するとリムは、母の言葉がしゃくにさわって、

「気取ってなんかないよ母さん!余計なこと言うなよっ」と苛立ちを表した。


 プリシラは寂しく思いつつ、リムが中学生の時、声変わりした時よりも声が大人っぽくなっていて、その声に聞き惚れた。リムも内心、プリシラは、前は寸胴だったけど、女の子らしく、ふっくらとして、足はキレイに伸びたな、などと思った。


「ねー、シーラお姉ちゃん、僕と美容院ごっこしようよ!」

まだ小学校低学年のケビィが、愛想のない兄とは逆に、プリシラの部屋で、ごっこ遊びをしようと無邪気に誘ってきた。プリシラは、ケビィは素直で可愛いなと思いつつ、リムを上目遣いでちらりと一見して、ケビィの手を取ってリムの前を静かにすり抜け、自室に向かった。

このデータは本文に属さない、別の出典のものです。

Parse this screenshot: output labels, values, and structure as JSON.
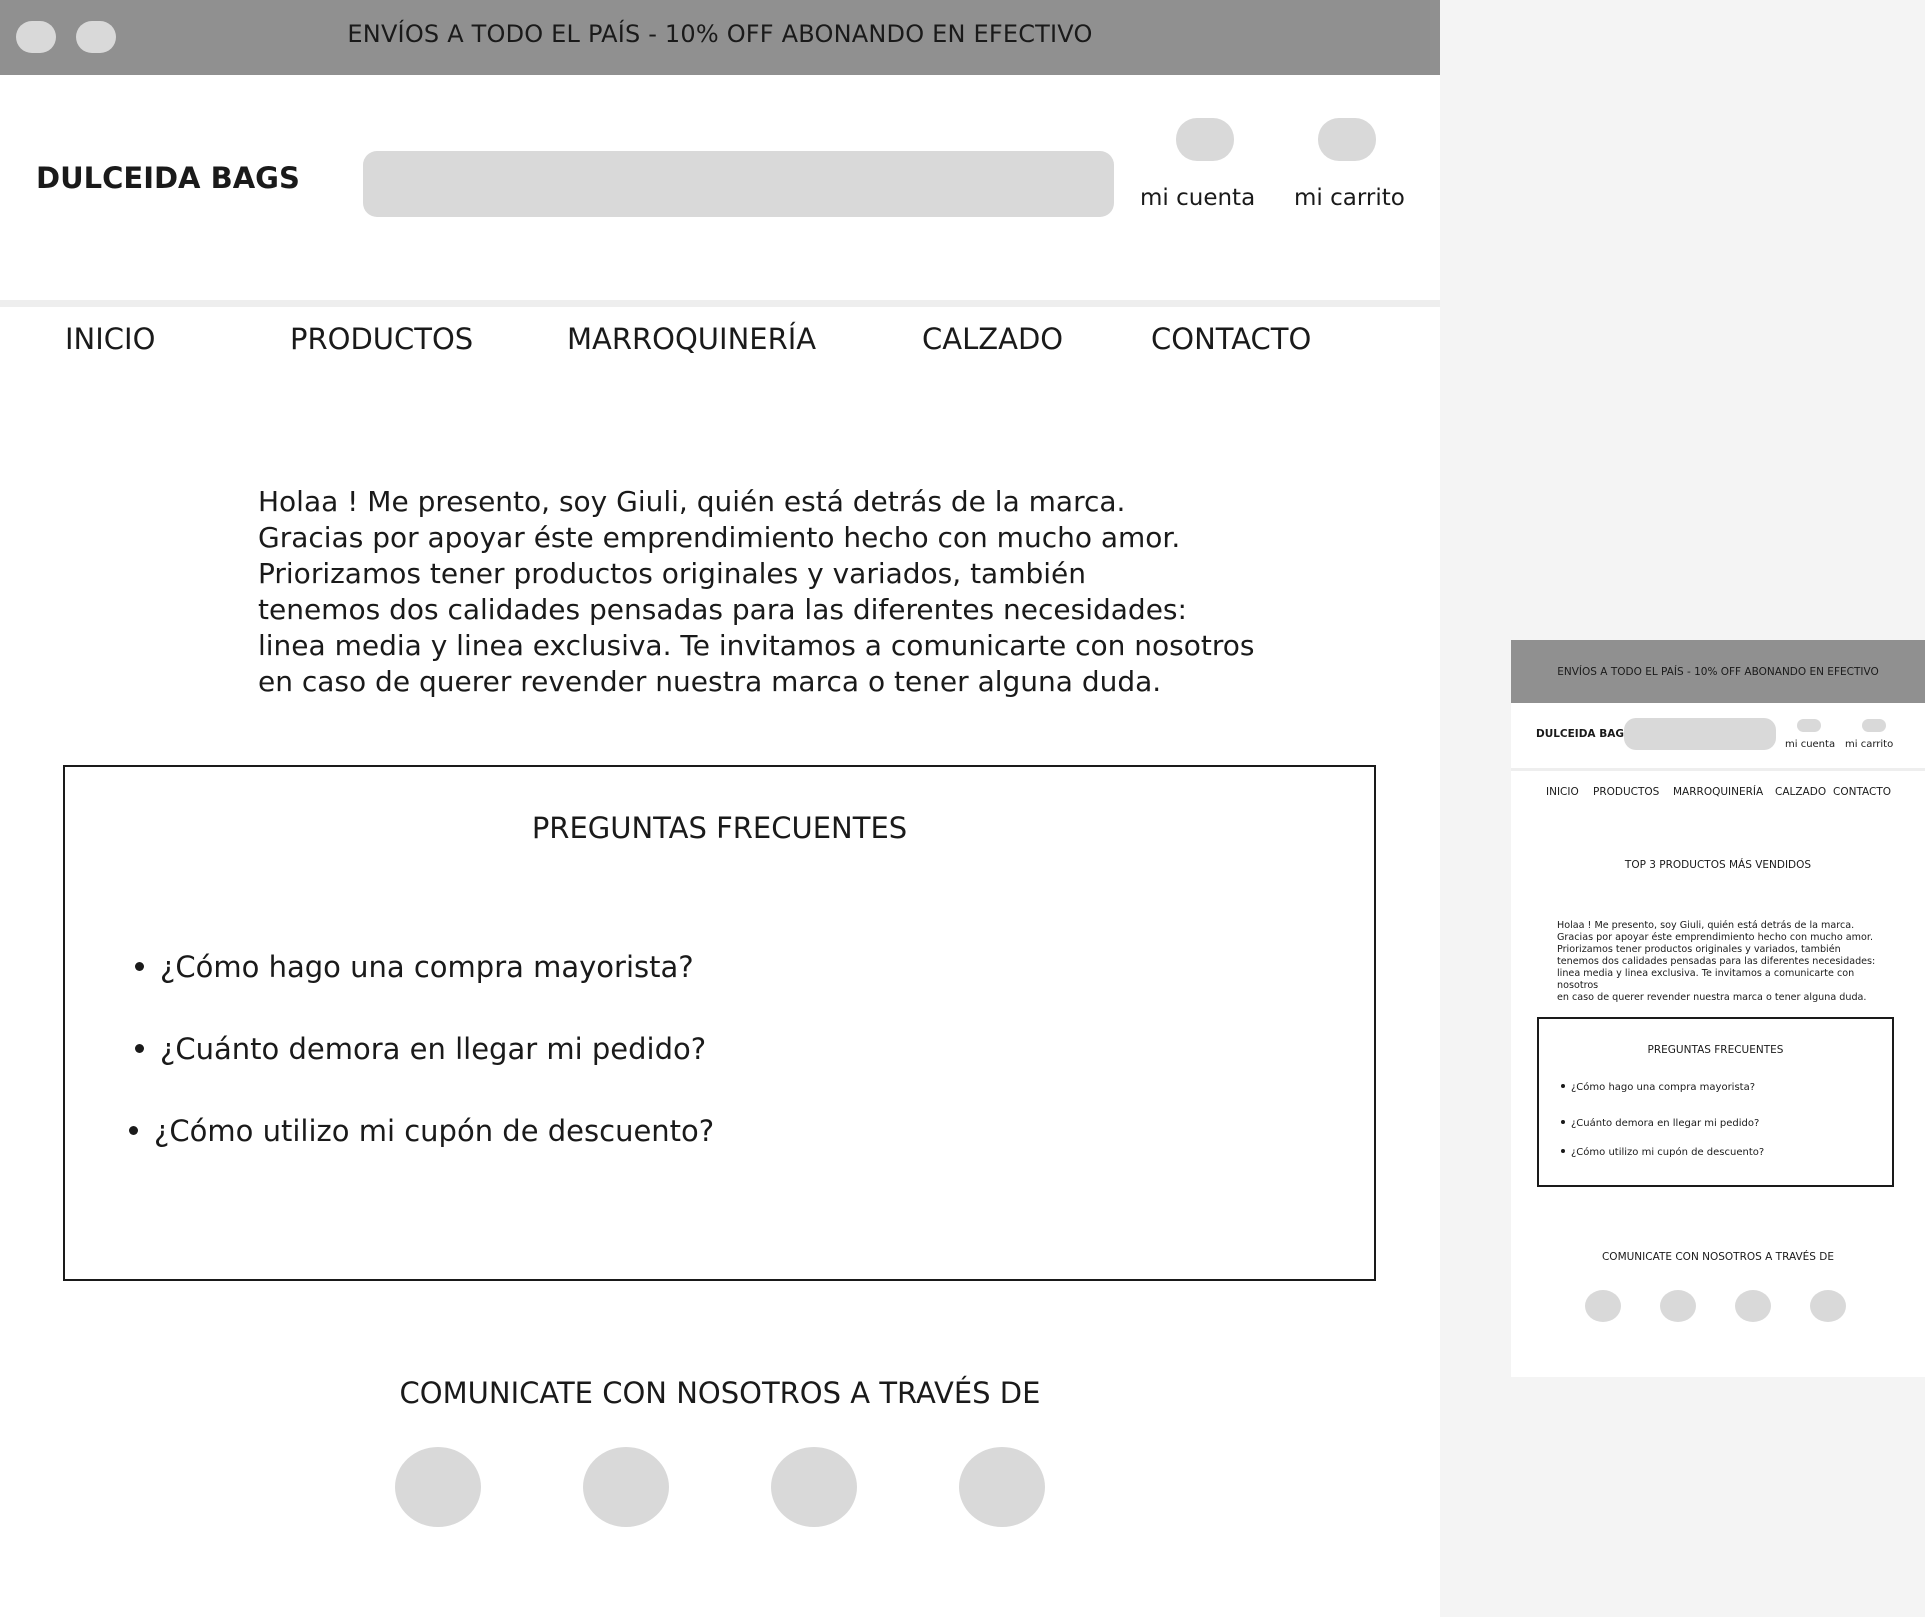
{
  "desktop": {
    "promo": "ENVÍOS A TODO EL PAÍS - 10% OFF ABONANDO EN EFECTIVO",
    "brand": "DULCEIDA BAGS",
    "search_value": "",
    "account_label": "mi cuenta",
    "cart_label": "mi carrito",
    "nav": [
      "INICIO",
      "PRODUCTOS",
      "MARROQUINERÍA",
      "CALZADO",
      "CONTACTO"
    ],
    "intro_lines": [
      "Holaa ! Me presento, soy Giuli, quién está detrás de la marca.",
      "Gracias por apoyar éste emprendimiento hecho con mucho amor.",
      "Priorizamos tener productos originales y variados, también",
      "tenemos dos calidades pensadas para las diferentes necesidades:",
      "linea media y linea exclusiva. Te invitamos a comunicarte con nosotros",
      "en caso de querer revender nuestra marca o tener alguna duda."
    ],
    "faq_title": "PREGUNTAS FRECUENTES",
    "faq_questions": [
      "¿Cómo hago una compra mayorista?",
      "¿Cuánto demora en llegar mi pedido?",
      "¿Cómo utilizo mi cupón de descuento?"
    ],
    "contact_title": "COMUNICATE CON NOSOTROS A TRAVÉS DE"
  },
  "mobile": {
    "promo": "ENVÍOS A TODO EL PAÍS - 10% OFF ABONANDO EN EFECTIVO",
    "brand": "DULCEIDA BAGS",
    "search_value": "",
    "account_label": "mi cuenta",
    "cart_label": "mi carrito",
    "nav": [
      "INICIO",
      "PRODUCTOS",
      "MARROQUINERÍA",
      "CALZADO",
      "CONTACTO"
    ],
    "top3_title": "TOP 3 PRODUCTOS MÁS VENDIDOS",
    "intro_lines": [
      "Holaa ! Me presento, soy Giuli, quién está detrás de la marca.",
      "Gracias por apoyar éste emprendimiento hecho con mucho amor.",
      "Priorizamos tener productos originales y variados, también",
      "tenemos dos calidades pensadas para las diferentes necesidades:",
      "linea media y linea exclusiva. Te invitamos a comunicarte con nosotros",
      "en caso de querer revender nuestra marca o tener alguna duda."
    ],
    "faq_title": "PREGUNTAS FRECUENTES",
    "faq_questions": [
      "¿Cómo hago una compra mayorista?",
      "¿Cuánto demora en llegar mi pedido?",
      "¿Cómo utilizo mi cupón de descuento?"
    ],
    "contact_title": "COMUNICATE CON NOSOTROS A TRAVÉS DE"
  },
  "colors": {
    "topbar": "#909090",
    "placeholder": "#d9d9d9",
    "page": "#ffffff",
    "background": "#f4f4f4",
    "text": "#1a1a1a"
  },
  "icons": {
    "window_controls": [
      "window-control-icon",
      "window-control-icon"
    ],
    "account": "account-icon",
    "cart": "cart-icon",
    "social": [
      "social-icon",
      "social-icon",
      "social-icon",
      "social-icon"
    ]
  }
}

 自室に入ってケビィと2人きりになるとプリシラは、腰を曲げ、片手を背中に当て、ケビィの目線に立って不機嫌そうにケビィに話しかけた。


「ケビィ、あんたなんて、まだ小さくて、あたしの髪の毛綺麗に出来ないでしょ。バレジアに行く前は、あたしの髪の毛をアイロンで焦がしそうになったり、髪をバッサリ切りそうになったじゃない」


「そんなの忘れちゃったよお。じゃあ、お姉ちゃんが僕の髪の毛を綺麗にしてよ」


「嫌よ。あたし美容院には興味無いもん。っていうか、ケビィと遊ぶ気にはなんないわ。いっつも大事なもの壊したりするんだもの」プリシラは上半身を起こして、ケビィを見下ろした。


「そんなのしないよお。僕もう小学生だよ。じゃあ、ダンスや歌は?」


「リムお兄ちゃんと一緒ならね」プリシラは溜め息をつき、面倒臭そうにしてみせたが、一転、態度を変えて、幼く素直なケビィを利用してリムの様子を聞き出そうとして、また小声で聞いた。


「ねえ、ケビィ、リムお兄ちゃんて最近あんな感じなの?」


「えー?あんな感じってえ?」


「なんか、意地悪っぽくなあい?」

プリシラは少しケビィに優しくしてみせ、共感を得ようとした。


「そんなことないよ、優しいよ」

しかし、ケビィはプリシラの言うことを否定する。


「へ~、ほんとお?」


「うん、オレンジ色の長い髪の毛のお姉ちゃんにも優しいよ」


「へっ?何、その人?バレジアの人?“お姉ちゃん”て大人の人よね?」


プリシラは、目を丸くし、リムにガールフレンドの気配を感じて、急に落ち着きがなくなり、顔を歪ませ、ケビィに、“お姉ちゃん”は、リムのガールフレンドではないと否定して欲しかった。しかし、ケビィが話したのはこうだった。


「ううん、お兄ちゃんと同じ組の人で、お兄ちゃんと仲良くしてるよ。シーラお姉ちゃんみたいに、よく家にも来て遊んでるよ」


ケビィは事実を言っただけで、プリシラの気持ちを察することが出来なかったが、プリシラは青ざめて体がすくんだ。 

「ケ、ビィ、その、お姉ちゃん、リムお兄ちゃんと同じ組なの?」

うん、とケビィ。


「家で、リムお兄ちゃんと、そのお姉ちゃんが仲良く遊んでるの?」慌ててオウム返しに聞くプリシラに、ケビィは、

「そーだよ」と、素直にニコニコとして返事をした。


プリシラが、さらに青ざめると、昼食の時間になり、2人はダイニングルームへ行った。プリシラはリムが来たというのに、酷く落ち込んでしまい、食欲がなくなった。